When it comes to our car, we all learn the basics early on. We’re taught how to add oil, change a tyre and give it a jump start.
But what about the wiring? Would you know what to do with the wiring once the bonnet is popped? Finding out how the wiring works can potentially save you money on calling out a mechanic as well as boosting your auto knowledge.
So, if you could do with knowing the nuts and bolts of the electrics in your motor, here are the top tips to help.
Tools of the Trade
Before you begin your DIY wiring journey, it’s important to have all the materials you will need for the job so that you can smoothly carry out the wiring process. For any type of electrical work, the essentials you will need include a soldering iron and wire strippers. A digital multimeter is also ideal for checking you have the right wires.
As well as these tools, you will also need specialist wire for your car, which is available from suppliers such as RS Components, solder connectors, gauge wire and some type of electrical wire to hold everything in place.
Carry out Checks
Familiarise yourself with the circuits.
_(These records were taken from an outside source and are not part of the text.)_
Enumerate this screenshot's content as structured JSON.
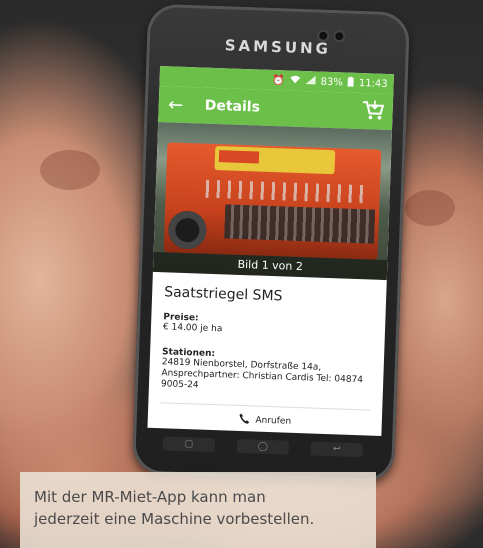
{
  "device": {
    "brand": "SAMSUNG"
  },
  "statusbar": {
    "battery": "83%",
    "time": "11:43"
  },
  "toolbar": {
    "title": "Details"
  },
  "image": {
    "caption": "Bild 1 von 2"
  },
  "machine": {
    "name": "Saatstriegel SMS",
    "prices_label": "Preise:",
    "prices_value": "€ 14.00 je ha",
    "stations_label": "Stationen:",
    "stations_value": "24819 Nienborstel, Dorfstraße 14a, Ansprechpartner: Christian Cardis Tel: 04874 9005-24"
  },
  "actions": {
    "call_label": "Anrufen"
  },
  "caption_box": {
    "line1": "Mit der MR-Miet-App kann man",
    "line2": "jederzeit eine Maschine vorbestellen."
  },
  "colors": {
    "app_green": "#6cc04a",
    "machine_orange": "#e65a2e"
  },
  "icons": [
    "back-arrow-icon",
    "cart-icon",
    "phone-icon",
    "wifi-icon",
    "signal-icon",
    "battery-icon",
    "alarm-icon"
  ]
}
Use a wiring diagram for your car if possible as this can act as your map as you work on the electrics and find the relevant wires. At this stage, you can use your digital multimeter to check for the proper voltage and circuit polarity.
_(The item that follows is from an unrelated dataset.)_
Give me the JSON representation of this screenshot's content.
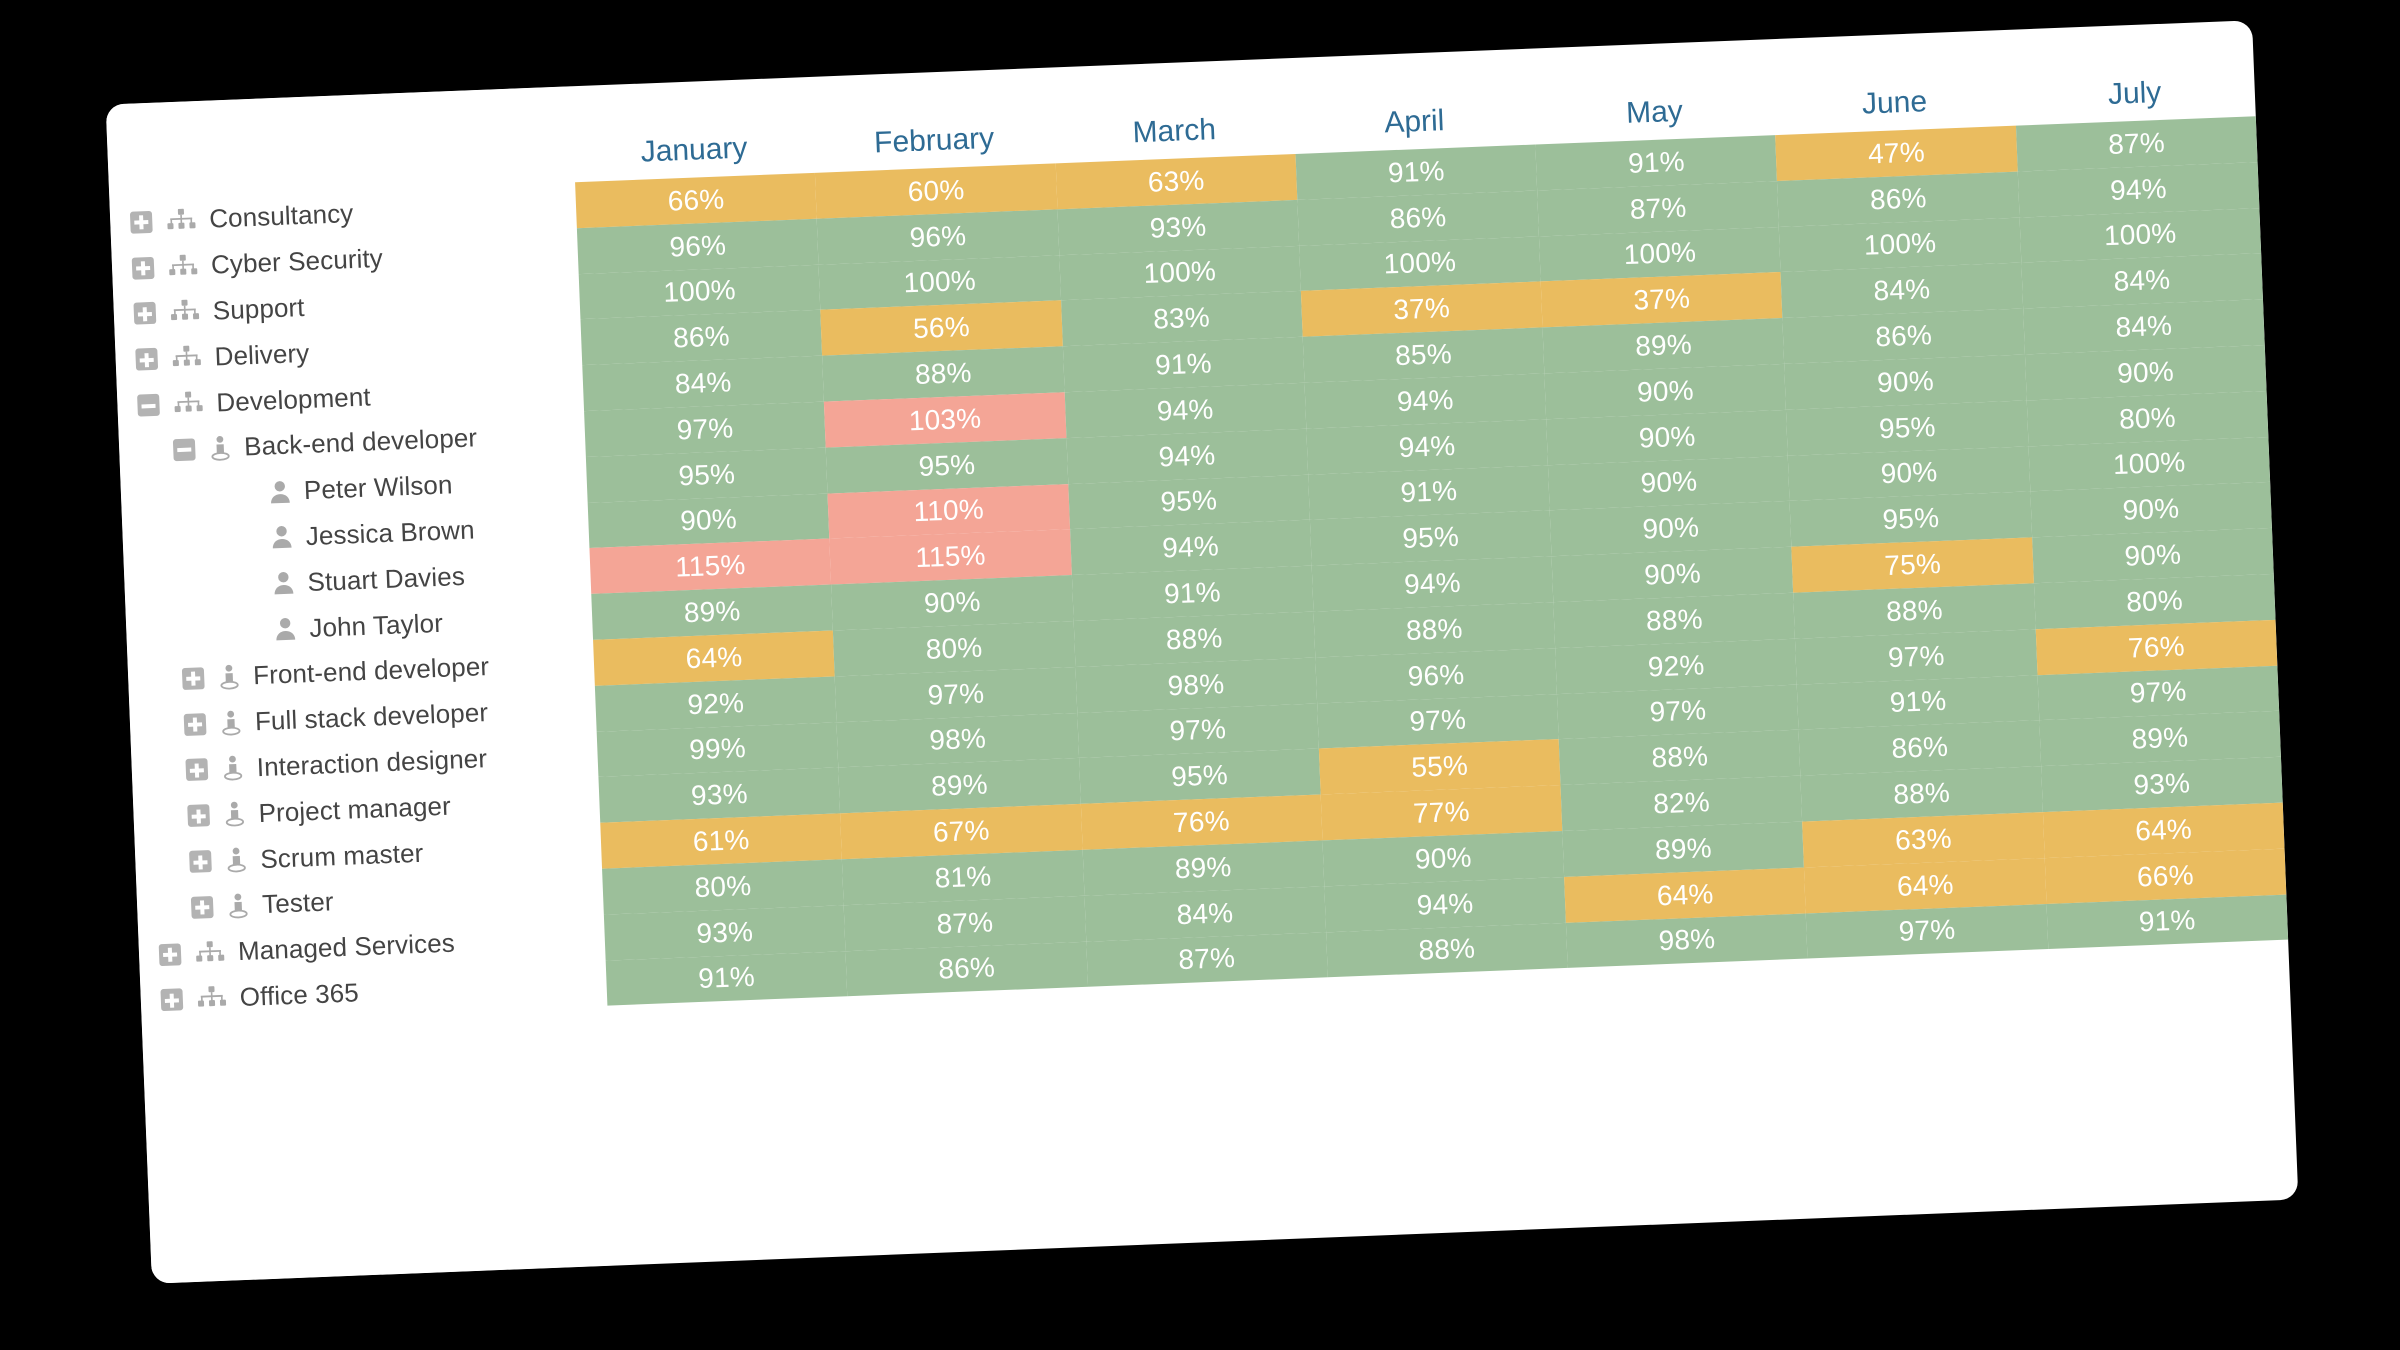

Once you feel you know the circuits and the current have been checked, you can then disconnect the battery. This is crucial for any wiring work, and it should only be reconnected if you’re testing wires or equipment.
Do make sure to check that disconnecting the battery doesn’t trigger anti-theft protection. If it does, it’s worth having the reset code ready, which can usually be found in the car manual.
Things to Use
There are several key items you will need to use next. Firstly, wire strippers can be used to peel back the layers of insulation safely and without running the risk of cutting into the wire.
Next, get soldering! If you need to solder wires and have the equipment ready, you should be able to join the wires enough to withstand daily driving. Should soldering not be something you feel confident about, butt connectors can be used to slide the stripped-back wires into. You can then squeeze the connectors with a crimping tool to join the wires together.
Once you’ve soldered or butt connected your wires, use the electrical tape or some heat shrink to insulate the wires. This protects them from corroding or shorting.